Le Miroir des illusions de Vincent Engel, édition Les Escales, 2016, 512 pages, 21,90 euros.

Avant j’étais juste immortel de Juliette Bouchet

Ouvrage chroniqué dans le cadre de la Masse Critique sur Babelio

 

Après avoir exploré le désir amoureux dans son premier recueil de récit érotique intitulé Le Double des corps, Juliette Bouchet revient avec un roman qui se veut ambitieux et actuel. Publié aux éditions Robert Laffont, Avant j’étais juste immortel s’inscrit dans la volonté de son auteur de décortiquer le monde contemporain, des angoisses qui l’assaille et de cette quête du bien-être, en passant par les effets de mode qui rythment le quotidien.

Raphaël, le narrateur, n’est pas un homme comme les autres. Pour commencer, il a le mérite d’être encore puceau à quarante ans, désireux d’attendre de rencontrer son âme sœur pour perdre cette virginité qu’il porte tel un fardeau. Il présente aussi un régime alimentaire particulier, laissant de côté tout ce qui s’apparente à la malbouffe, préférant ses aliments le plus bio possibles. Rien de plus facile que de se nourrir bio, sans gluten et autres, le prix des produits étant devenu de plus en plus abordable. Et puis, comme dirait le personnage d’une publicité pour une gamme bio : « C’est bio, la vie ! ». Sauf que pour Raphaël, trouver de la nourriture 100 % bio relève du parcours du combattant. Eh oui, difficile d’être un vampire soucieux de son alimentation au XXIe siècle ! Loin des dilemmes amoureux, le plus grand défi de Raphaël consiste à respecter ce régime qu’il s’est imposé.

 

9782221192665
Avant j’étais juste immortel de Juliette Bouchet

 

Un soir, sur les dents, Raphaël, qui vit dans un vieux manoir sur la Côte d’Albâtre, tombe nez à nez avec un vieil anglais à l’allure de Dumbledore, Sir Roberts, qu’il transforme.
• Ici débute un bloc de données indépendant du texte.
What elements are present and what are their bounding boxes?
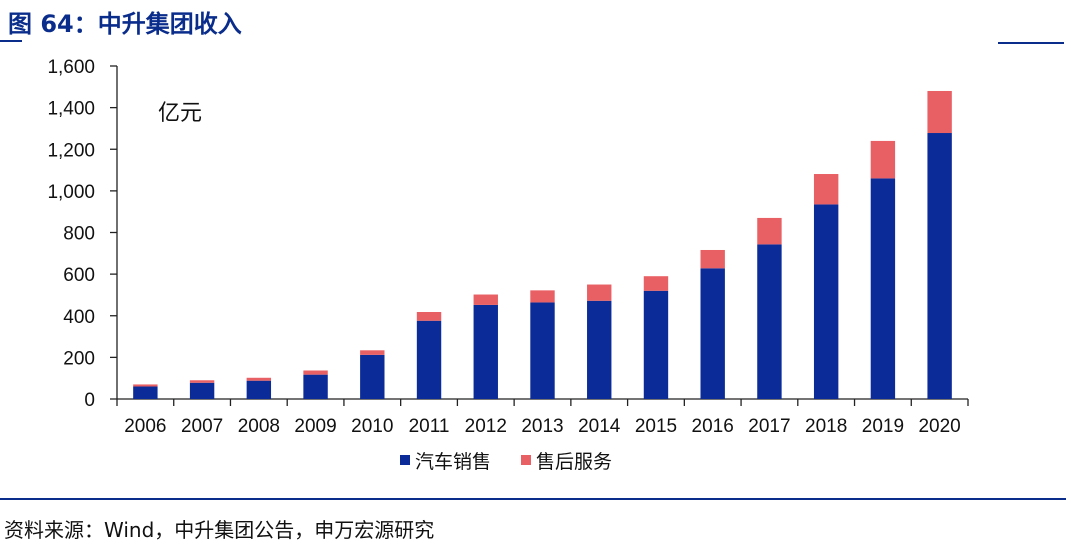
- x-tick-label: 2016: [692, 416, 734, 437]
- bar-auto-sales: [587, 300, 612, 399]
- x-tick-label: 2010: [351, 416, 393, 437]
- bar-after-sales: [473, 294, 498, 305]
- y-tick-label: 200: [63, 348, 95, 369]
- x-tick-label: 2017: [748, 416, 790, 437]
- y-tick-label: 1,200: [47, 140, 95, 161]
- y-tick-label: 1,400: [47, 99, 95, 120]
- bar-after-sales: [530, 290, 555, 303]
- legend-label: 汽车销售: [415, 451, 491, 473]
- legend-swatch: [521, 455, 531, 465]
- x-tick-label: 2012: [465, 416, 507, 437]
- bar-after-sales: [189, 380, 215, 383]
- bar-auto-sales: [757, 244, 782, 399]
- bar-auto-sales: [927, 133, 952, 400]
- y-tick-label: 600: [63, 265, 95, 286]
- bar-after-sales: [246, 377, 272, 381]
- x-tick-label: 2013: [521, 416, 563, 437]
- x-tick-label: 2018: [805, 416, 847, 437]
- bar-auto-sales: [360, 354, 385, 399]
- x-tick-label: 2006: [124, 416, 166, 437]
- bar-after-sales: [587, 284, 612, 301]
- x-tick-label: 2014: [578, 416, 621, 437]
- bar-auto-sales: [643, 290, 669, 399]
- y-axis: 0 200 400 600 800 1,000 1,200 1,400 1,600: [47, 57, 118, 411]
- bar-after-sales: [133, 384, 158, 387]
- source-note: 资料来源：Wind，中升集团公告，申万宏源研究: [4, 518, 435, 542]
- figure-title: 图 64：中升集团收入: [8, 10, 242, 38]
- title-underline: [0, 40, 22, 42]
- x-tick-label: 2009: [294, 416, 336, 437]
- bar-after-sales: [927, 90, 952, 134]
- bar-after-sales: [870, 140, 896, 179]
- bar-auto-sales: [473, 304, 498, 399]
- bar-after-sales: [813, 174, 839, 205]
- bottom-rule: [0, 498, 1066, 500]
- bars: [133, 90, 952, 400]
- x-tick-label: 2020: [918, 416, 960, 437]
- y-tick-label: 0: [84, 390, 95, 411]
- bar-after-sales: [303, 370, 328, 375]
- x-axis: 2006 2007 2008 2009 2010 2011 2012 2013 2014 2015…: [116, 398, 969, 437]
- y-tick-label: 400: [63, 307, 95, 328]
- bar-auto-sales: [133, 386, 158, 399]
- legend-swatch: [400, 455, 410, 465]
- x-tick-label: 2008: [238, 416, 280, 437]
- bar-auto-sales: [870, 178, 896, 399]
- bar-auto-sales: [246, 380, 272, 399]
- bar-after-sales: [700, 249, 725, 269]
- x-tick-label: 2015: [635, 416, 677, 437]
- bar-auto-sales: [416, 320, 442, 399]
- y-tick-label: 800: [63, 224, 95, 245]
- legend-label: 售后服务: [536, 451, 612, 473]
- x-tick-label: 2019: [862, 416, 904, 437]
- y-tick-label: 1,600: [47, 57, 95, 78]
- bar-auto-sales: [813, 204, 839, 399]
- bar-after-sales: [643, 276, 669, 291]
- title-rule-right: [998, 42, 1064, 44]
- bar-after-sales: [416, 312, 442, 321]
- bar-auto-sales: [530, 302, 555, 399]
- legend: 汽车销售 售后服务: [400, 451, 612, 473]
- y-tick-label: 1,000: [47, 182, 95, 203]
- bar-after-sales: [360, 350, 385, 355]
- bar-auto-sales: [189, 382, 215, 399]
- x-tick-label: 2011: [409, 416, 450, 437]
- bar-after-sales: [757, 217, 782, 245]
- unit-label: 亿元: [158, 101, 202, 126]
- bar-auto-sales: [700, 268, 725, 399]
- bar-auto-sales: [303, 374, 328, 399]
- x-tick-label: 2007: [181, 416, 223, 437]
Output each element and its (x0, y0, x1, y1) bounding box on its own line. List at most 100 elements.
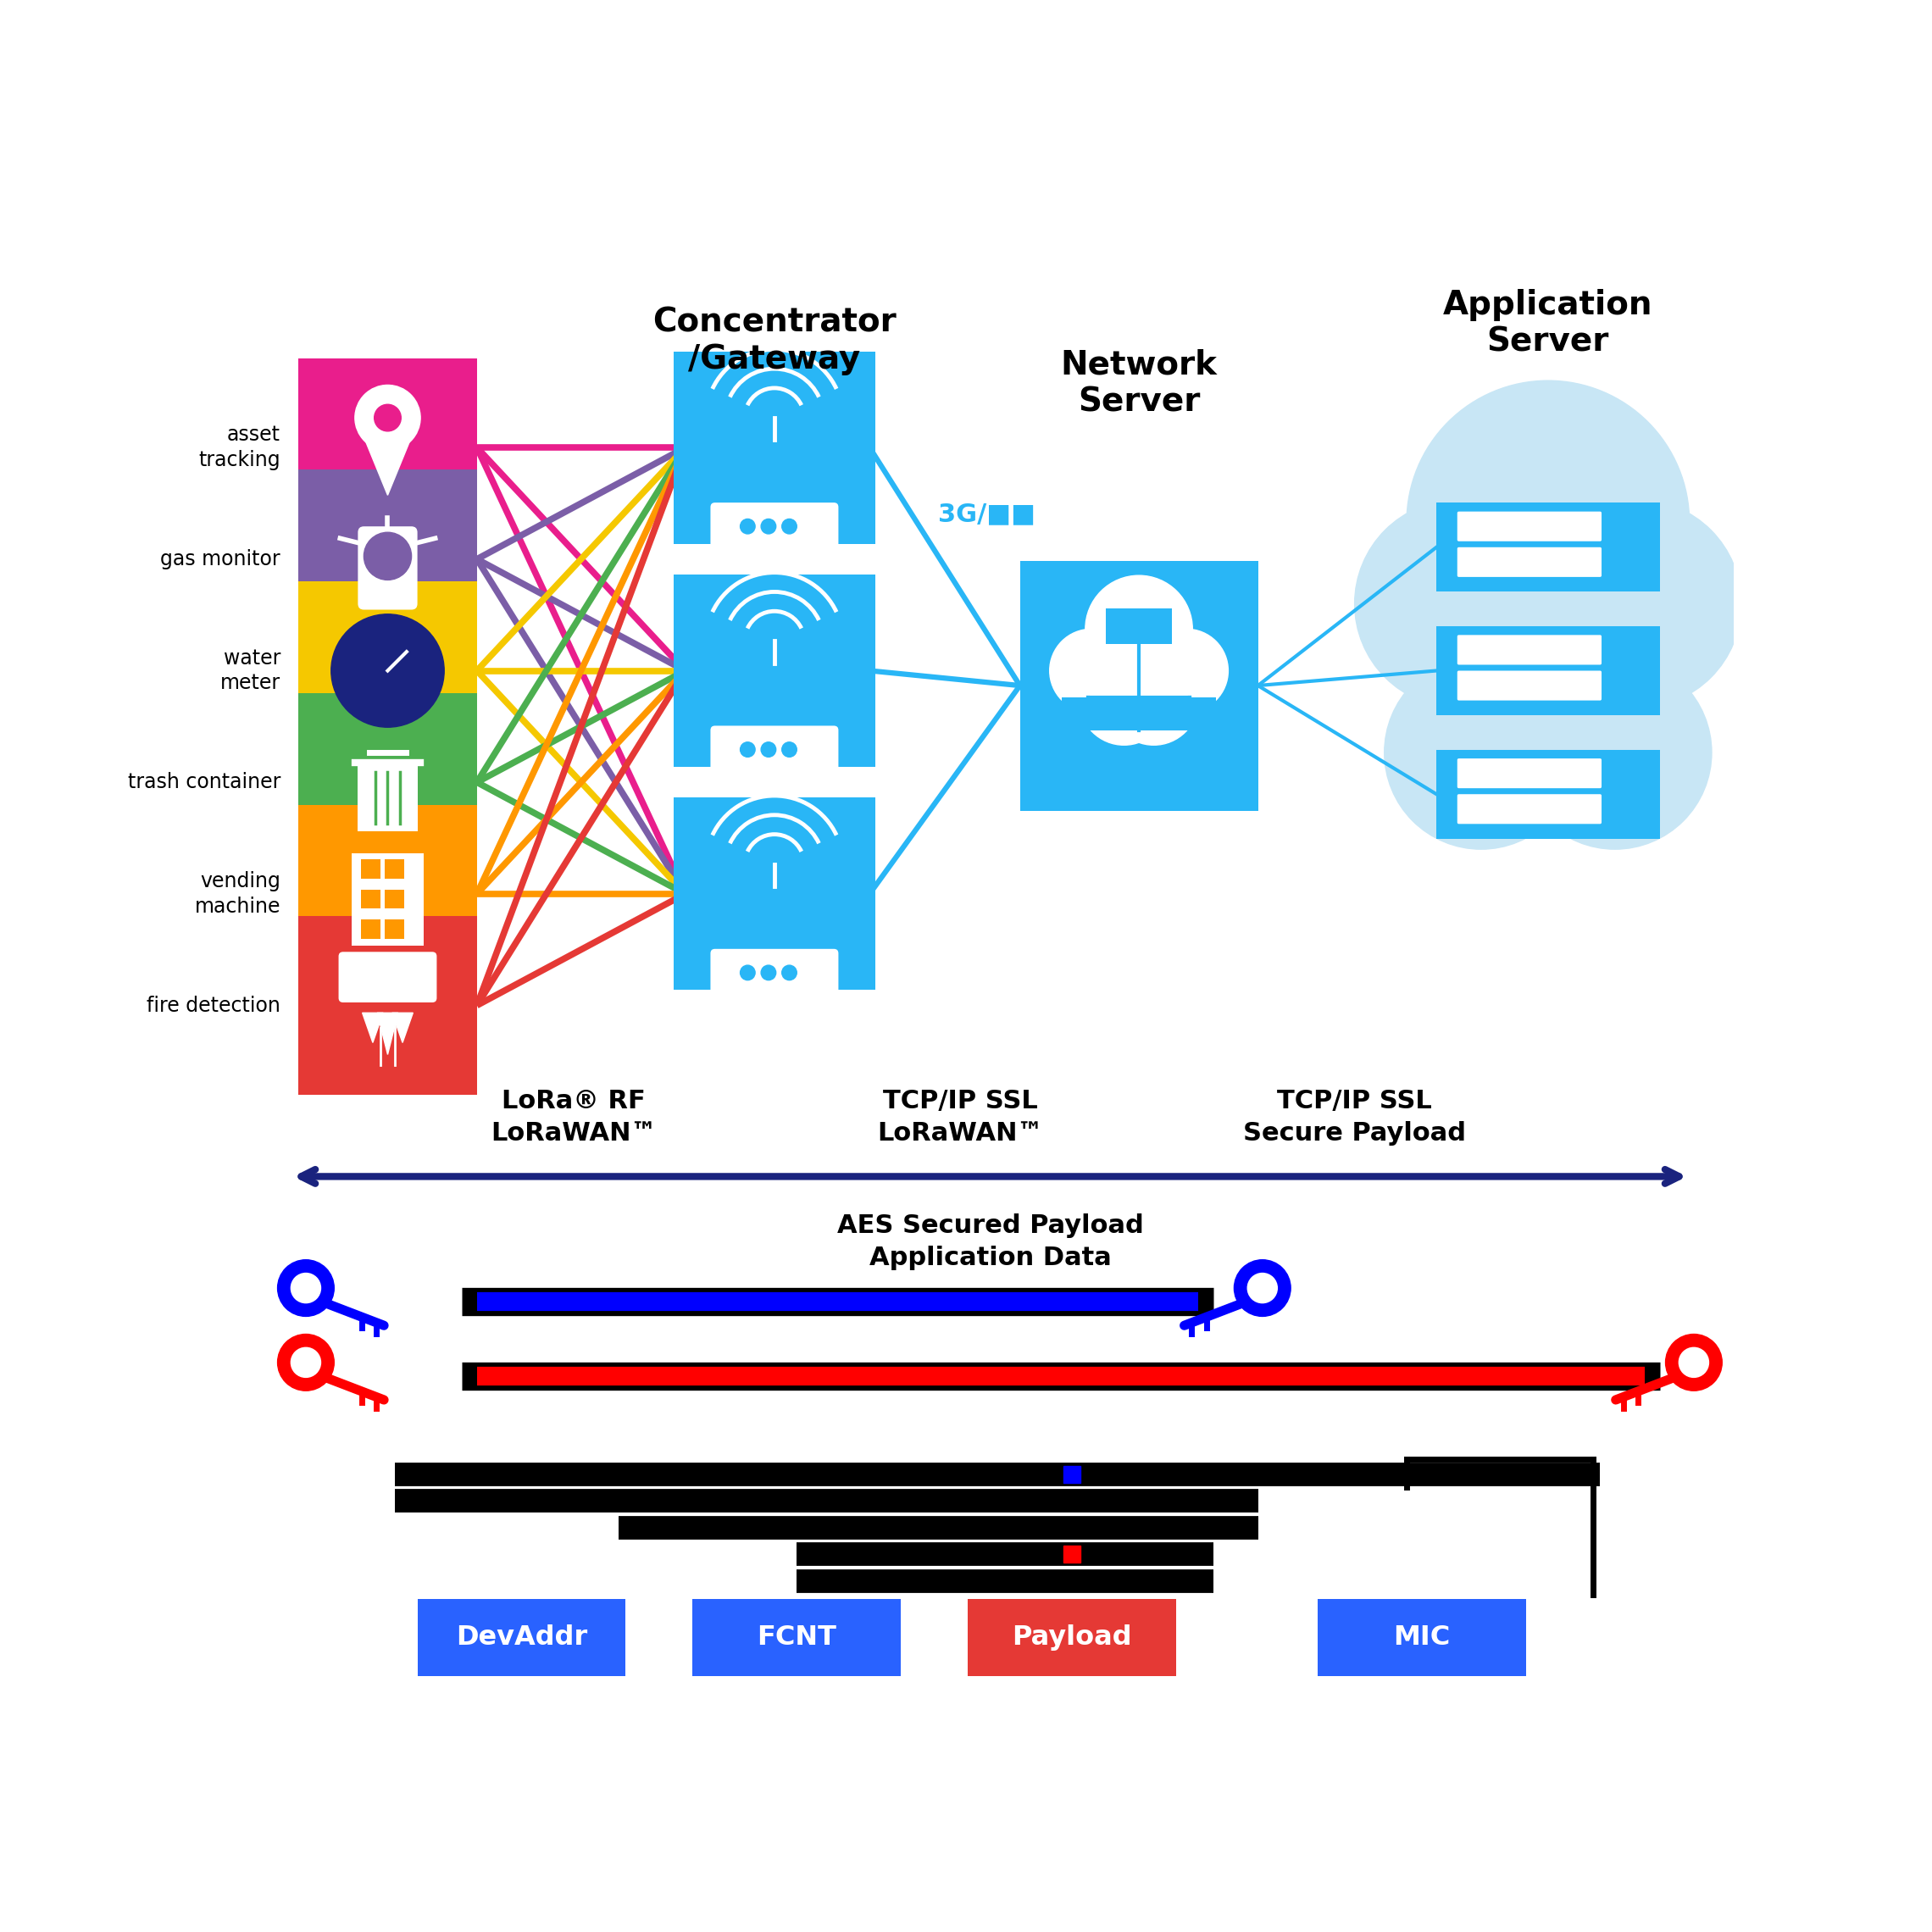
Circle shape (1406, 381, 1689, 663)
Circle shape (1235, 1260, 1291, 1316)
Text: DevAddr: DevAddr (456, 1625, 587, 1650)
FancyBboxPatch shape (711, 726, 838, 773)
FancyBboxPatch shape (1437, 750, 1660, 838)
FancyBboxPatch shape (384, 860, 404, 879)
Text: fire detection: fire detection (147, 995, 280, 1016)
FancyBboxPatch shape (357, 763, 417, 831)
FancyBboxPatch shape (1107, 609, 1171, 643)
Circle shape (782, 520, 796, 533)
FancyBboxPatch shape (357, 526, 417, 611)
FancyBboxPatch shape (361, 860, 381, 879)
Circle shape (740, 520, 755, 533)
Text: Application
Server: Application Server (1443, 288, 1654, 357)
Circle shape (278, 1260, 334, 1316)
Text: Network
Server: Network Server (1061, 348, 1217, 417)
FancyBboxPatch shape (352, 854, 423, 947)
Circle shape (1422, 545, 1675, 798)
Polygon shape (377, 1012, 398, 1055)
Text: water
meter: water meter (220, 647, 280, 694)
Polygon shape (357, 960, 417, 999)
Text: TCP/IP SSL
Secure Payload: TCP/IP SSL Secure Payload (1242, 1088, 1466, 1146)
FancyBboxPatch shape (672, 798, 875, 989)
Circle shape (1665, 1335, 1721, 1391)
FancyBboxPatch shape (672, 574, 875, 767)
Text: trash container: trash container (128, 773, 280, 792)
Text: MIC: MIC (1393, 1625, 1451, 1650)
FancyBboxPatch shape (384, 889, 404, 908)
Circle shape (740, 966, 755, 980)
Polygon shape (363, 1012, 383, 1043)
FancyBboxPatch shape (711, 502, 838, 549)
FancyBboxPatch shape (338, 952, 437, 1003)
Polygon shape (361, 429, 415, 495)
Circle shape (355, 384, 421, 450)
Circle shape (740, 742, 755, 757)
Circle shape (1080, 655, 1169, 746)
Circle shape (1248, 1273, 1277, 1302)
Circle shape (1605, 516, 1625, 537)
Text: FCNT: FCNT (757, 1625, 837, 1650)
Circle shape (761, 742, 777, 757)
Circle shape (363, 533, 412, 580)
Text: Concentrator
/Gateway: Concentrator /Gateway (653, 305, 896, 375)
FancyBboxPatch shape (711, 949, 838, 995)
Text: asset
tracking: asset tracking (199, 425, 280, 469)
FancyBboxPatch shape (361, 889, 381, 908)
Text: TCP/IP SSL
LoRaWAN™: TCP/IP SSL LoRaWAN™ (877, 1088, 1043, 1146)
Circle shape (1146, 630, 1229, 713)
Text: LoRa® RF
LoRaWAN™: LoRa® RF LoRaWAN™ (491, 1088, 657, 1146)
FancyBboxPatch shape (1457, 759, 1602, 788)
Circle shape (1109, 655, 1198, 746)
FancyBboxPatch shape (1457, 794, 1602, 823)
Circle shape (782, 742, 796, 757)
Polygon shape (392, 1012, 413, 1043)
FancyBboxPatch shape (692, 1600, 900, 1677)
Circle shape (1605, 639, 1625, 661)
FancyBboxPatch shape (1113, 697, 1165, 730)
Circle shape (782, 966, 796, 980)
FancyBboxPatch shape (1318, 1600, 1526, 1677)
Circle shape (1086, 576, 1192, 682)
FancyBboxPatch shape (968, 1600, 1177, 1677)
Circle shape (1049, 630, 1132, 713)
Circle shape (1534, 500, 1741, 707)
Circle shape (278, 1335, 334, 1391)
FancyBboxPatch shape (361, 920, 381, 939)
Text: 3G/■■: 3G/■■ (939, 502, 1036, 527)
FancyBboxPatch shape (1163, 697, 1217, 730)
FancyBboxPatch shape (1457, 670, 1602, 701)
FancyBboxPatch shape (298, 469, 477, 649)
Circle shape (1679, 1349, 1708, 1378)
Circle shape (1605, 674, 1625, 696)
FancyBboxPatch shape (298, 916, 477, 1095)
Circle shape (1605, 798, 1625, 819)
Text: gas monitor: gas monitor (160, 549, 280, 570)
Circle shape (330, 614, 444, 726)
Circle shape (1605, 763, 1625, 784)
FancyBboxPatch shape (384, 920, 404, 939)
FancyBboxPatch shape (1457, 547, 1602, 578)
Circle shape (375, 404, 402, 431)
FancyBboxPatch shape (672, 352, 875, 543)
Circle shape (761, 966, 777, 980)
Circle shape (292, 1273, 321, 1302)
Circle shape (761, 520, 777, 533)
FancyBboxPatch shape (298, 582, 477, 759)
Text: Payload: Payload (1012, 1625, 1132, 1650)
FancyBboxPatch shape (1437, 626, 1660, 715)
FancyBboxPatch shape (298, 804, 477, 983)
Circle shape (1605, 553, 1625, 572)
FancyBboxPatch shape (298, 694, 477, 871)
Circle shape (1519, 655, 1712, 850)
Text: AES Secured Payload
Application Data: AES Secured Payload Application Data (837, 1213, 1144, 1271)
Circle shape (350, 632, 427, 709)
FancyBboxPatch shape (298, 357, 477, 537)
FancyBboxPatch shape (1437, 502, 1660, 591)
FancyBboxPatch shape (1061, 697, 1115, 730)
FancyBboxPatch shape (417, 1600, 626, 1677)
Circle shape (292, 1349, 321, 1378)
FancyBboxPatch shape (1457, 636, 1602, 665)
Circle shape (1385, 655, 1578, 850)
FancyBboxPatch shape (1020, 560, 1258, 811)
Text: vending
machine: vending machine (195, 871, 280, 916)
Quitte à être immortel, autant l’être à deux ! Et, tel un professeur, Raphaël va se charger d’aiguiser les sens et les papilles de son nouvel ami en le convertissant à son régime et ce, en espérant qu’il trouvera, au détour d’un repas, son âme sœur.

Avant j’étais juste immortel présente, disons-le, un caractère notable de fast-food : vite consommé, savoureux sur l’instant, loin d’être un met inoubliable, le roman de Juliette Bouchet voit son ambition de départ être complètement étouffée dans l’œuf. Les codes qui entourent les romans de vampires sont rapidement esquissés sans plus de profondeur, tandis que le côté critique de l’histoire concernant la malbouffe et les modes qui vont et viennent est rapidement mis au rebut pour privilégier le côté humoristique et potache des personnages et l’enchaînement de situations dans lesquelles l’auteur n’hésite pas à se servir de nombreux points d’exclamations à chaque fin de phrase.

Le roman de Juliette Bouchet, à défaut de combler les attentes du lecteur en croquant un monde obsédé par son envie de mieux manger, reste toutefois divertissant, sans être inoubliable. Peut-être ai-je trop attendu du livre à l’origine, alléché par la quatrième de couverture qui promet une véritable satire du monde moderne.

 

Avant j’étais juste immortel de Juliette Bouchet, éditions Robert Laffont, 2016, 198 pages, 17 euros.